I've seen it hundreds of times. Companies invest millions in ICM software, then manage exceptions in spreadsheets.
The Duct Tape Symptoms
- Exception requests via email (no tracking)
- Approvals via Slack (no audit trail)
- Policy documents in someone's Google Drive (no version control)
- Disputes resolved by whoever yells loudest (no consistency)
- Changes communicated via all-hands (no acknowledgment)
Sound familiar?
Why This Happens
Governance is boring. It doesn't close deals. It doesn't generate revenue. It doesn't make the demo look cool.
So it gets skipped.
Until:
- An auditor asks "who approved this exception?"

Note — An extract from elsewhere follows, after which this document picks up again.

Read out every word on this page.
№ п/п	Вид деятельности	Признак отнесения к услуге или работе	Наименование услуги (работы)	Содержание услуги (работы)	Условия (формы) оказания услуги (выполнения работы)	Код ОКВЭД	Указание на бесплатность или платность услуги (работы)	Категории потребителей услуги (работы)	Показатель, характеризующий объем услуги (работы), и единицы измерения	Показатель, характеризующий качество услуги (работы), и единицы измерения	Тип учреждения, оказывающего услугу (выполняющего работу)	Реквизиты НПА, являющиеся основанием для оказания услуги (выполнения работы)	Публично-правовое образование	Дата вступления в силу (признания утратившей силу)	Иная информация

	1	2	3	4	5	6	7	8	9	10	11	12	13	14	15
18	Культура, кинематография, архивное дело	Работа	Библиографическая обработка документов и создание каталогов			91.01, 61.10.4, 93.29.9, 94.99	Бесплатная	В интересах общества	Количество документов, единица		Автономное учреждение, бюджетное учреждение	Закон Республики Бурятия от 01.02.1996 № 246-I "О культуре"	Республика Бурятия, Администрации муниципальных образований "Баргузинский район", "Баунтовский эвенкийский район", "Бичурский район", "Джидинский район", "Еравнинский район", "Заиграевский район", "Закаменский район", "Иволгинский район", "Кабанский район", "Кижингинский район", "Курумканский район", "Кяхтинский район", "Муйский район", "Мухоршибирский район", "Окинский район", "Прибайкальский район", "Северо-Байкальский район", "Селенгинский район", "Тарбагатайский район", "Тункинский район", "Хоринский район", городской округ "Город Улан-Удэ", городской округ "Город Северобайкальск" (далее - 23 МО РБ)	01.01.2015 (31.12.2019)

- A rep sues over inconsistent treatment
- A calculation error costs $2M
- The board asks "how did this happen?"
The Hidden Costs
- Time — Comp teams spend 40% of their time on firefighting
- Trust — Reps don't trust their paychecks
- Risk — Every undocumented decision is a liability
- Sanity — Your comp admin is updating their resume
The Fix
Governance doesn't have to be painful. Start with:
1. Exception workflow — Define categories, approval paths, documentation requirements
2. Change management — Version control, effective dates, communication logs
3. Dispute resolution — Standard process, escalation paths, precedent tracking
4. Audit readiness — Can you answer any question in under 5 minutes?
The Investment
Proper governance costs time upfront. It saves multiples of that time in reduced firefighting, faster audits, and fewer disputes.
Your duct tape is a liability. Replace it before it fails.